The number of target modes of the clustering algorithm is set to 5 to simulate the five storage modes of “data stream tape library + optical disc library + SAN + non-linear editing workstation local SCSI + non-linear editing workstation local IDE” that often appear in actual mass media asset applications.
Comparison of mode cohesion
Comparison of mode cohesion
The cluster output format of the experimental system. First, each cluster center is output, and then all 372 object categories are output. We conducted clustering experiments in the 12 cases of the basic algorithm and the improved algorithm m = 1,2,.,11 (corresponding to the dimensions of the ascending processing dimension are 2, 3,., 12), and then according to the experimental results The core performance indicators of the basic QPop incremental mining algorithm and the improved algorithm are compared and analyzed: the mode cohesion, which is quantitatively described by the sum of the mean Adi of the Euclidean distance between each element in each target mode and the respective cluster center.
From the Table 2, it can be seen that the Sum (Adi) of the improved algorithm is significantly higher than the basic algorithm. As the cohesion of each target mode is improved, the corresponding application mode is also clearer, and the migration strategy configuration for each application mode is also more Accuracy is helpful to improve migration performance.

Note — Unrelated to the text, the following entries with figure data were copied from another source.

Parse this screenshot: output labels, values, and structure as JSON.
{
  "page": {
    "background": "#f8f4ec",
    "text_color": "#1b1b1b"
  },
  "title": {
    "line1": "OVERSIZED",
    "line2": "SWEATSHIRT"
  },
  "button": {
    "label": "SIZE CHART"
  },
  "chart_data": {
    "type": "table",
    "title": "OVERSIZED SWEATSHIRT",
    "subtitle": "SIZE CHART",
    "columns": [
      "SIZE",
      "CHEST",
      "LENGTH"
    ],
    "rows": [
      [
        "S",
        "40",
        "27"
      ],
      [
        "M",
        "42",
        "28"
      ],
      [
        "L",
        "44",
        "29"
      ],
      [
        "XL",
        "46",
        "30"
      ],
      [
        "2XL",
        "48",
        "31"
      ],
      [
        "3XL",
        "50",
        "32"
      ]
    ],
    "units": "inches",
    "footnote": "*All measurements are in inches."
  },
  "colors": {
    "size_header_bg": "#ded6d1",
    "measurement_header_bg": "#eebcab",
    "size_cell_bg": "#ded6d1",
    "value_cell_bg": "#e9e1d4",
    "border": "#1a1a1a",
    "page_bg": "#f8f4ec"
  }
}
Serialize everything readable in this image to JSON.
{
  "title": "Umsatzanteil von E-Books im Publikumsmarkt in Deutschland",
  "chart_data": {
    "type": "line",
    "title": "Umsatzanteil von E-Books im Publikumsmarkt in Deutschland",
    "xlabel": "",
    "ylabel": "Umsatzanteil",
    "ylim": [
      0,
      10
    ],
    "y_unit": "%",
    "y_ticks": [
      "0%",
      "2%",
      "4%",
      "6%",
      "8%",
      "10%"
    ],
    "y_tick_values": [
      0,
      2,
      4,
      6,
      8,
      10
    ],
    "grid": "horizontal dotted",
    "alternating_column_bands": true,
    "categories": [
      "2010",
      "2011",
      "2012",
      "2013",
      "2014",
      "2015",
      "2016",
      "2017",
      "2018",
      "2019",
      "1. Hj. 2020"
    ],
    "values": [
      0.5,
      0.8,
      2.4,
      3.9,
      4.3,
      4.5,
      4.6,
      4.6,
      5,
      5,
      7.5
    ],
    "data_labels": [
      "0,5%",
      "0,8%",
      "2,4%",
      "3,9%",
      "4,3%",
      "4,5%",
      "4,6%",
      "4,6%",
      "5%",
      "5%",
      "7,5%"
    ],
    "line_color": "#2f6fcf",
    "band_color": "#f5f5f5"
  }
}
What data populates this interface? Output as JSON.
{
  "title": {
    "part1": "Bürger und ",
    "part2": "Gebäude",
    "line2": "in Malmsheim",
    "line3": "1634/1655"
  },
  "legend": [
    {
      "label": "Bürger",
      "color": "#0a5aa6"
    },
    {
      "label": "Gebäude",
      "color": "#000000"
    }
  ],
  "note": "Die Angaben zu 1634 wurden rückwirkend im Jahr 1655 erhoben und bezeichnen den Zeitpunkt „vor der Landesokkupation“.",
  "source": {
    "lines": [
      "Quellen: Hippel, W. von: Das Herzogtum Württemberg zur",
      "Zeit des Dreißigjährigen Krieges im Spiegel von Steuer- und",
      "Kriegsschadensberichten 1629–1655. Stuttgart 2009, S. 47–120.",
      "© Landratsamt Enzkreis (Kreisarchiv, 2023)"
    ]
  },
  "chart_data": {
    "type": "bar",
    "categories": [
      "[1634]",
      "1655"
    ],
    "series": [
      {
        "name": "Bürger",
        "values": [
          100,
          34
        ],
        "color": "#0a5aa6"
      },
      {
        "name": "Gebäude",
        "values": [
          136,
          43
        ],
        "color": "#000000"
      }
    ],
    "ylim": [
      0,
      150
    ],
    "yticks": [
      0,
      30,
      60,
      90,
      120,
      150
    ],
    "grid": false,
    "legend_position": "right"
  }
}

At the same time, by analyzing the object transfer between each dimension in the improved algorithm, it can be found that as the dimension increases, the classification and membership of objects tend to be stable. For example, the fuzzy clustering core algorithm is introduced in the follow-up research, and each object can be used for each target. The degree of membership of the model describes the relationship of membership, which can better solve the problem of object transfer between different dimensions.
This paper studies the problem of intelligent data migration used in mass media content platforms in the broadcasting and television media industry. Based on the time domain segmentation and dimension upgrade of query popularity QPop increments, the application characteristics of media content objects discovered by QPop increments are established. Algorithm and experimental system. The experimental results verify that the improved algorithm for time-domain segmentation and dimensionality has better clustering performance. In the follow-up research work, we will study the QPop growth model involving multiple factors, and introduce fuzzy clustering algorithms such as FCM, PIM, FCS, RCP, etc., to realize more effective content object application pattern mining.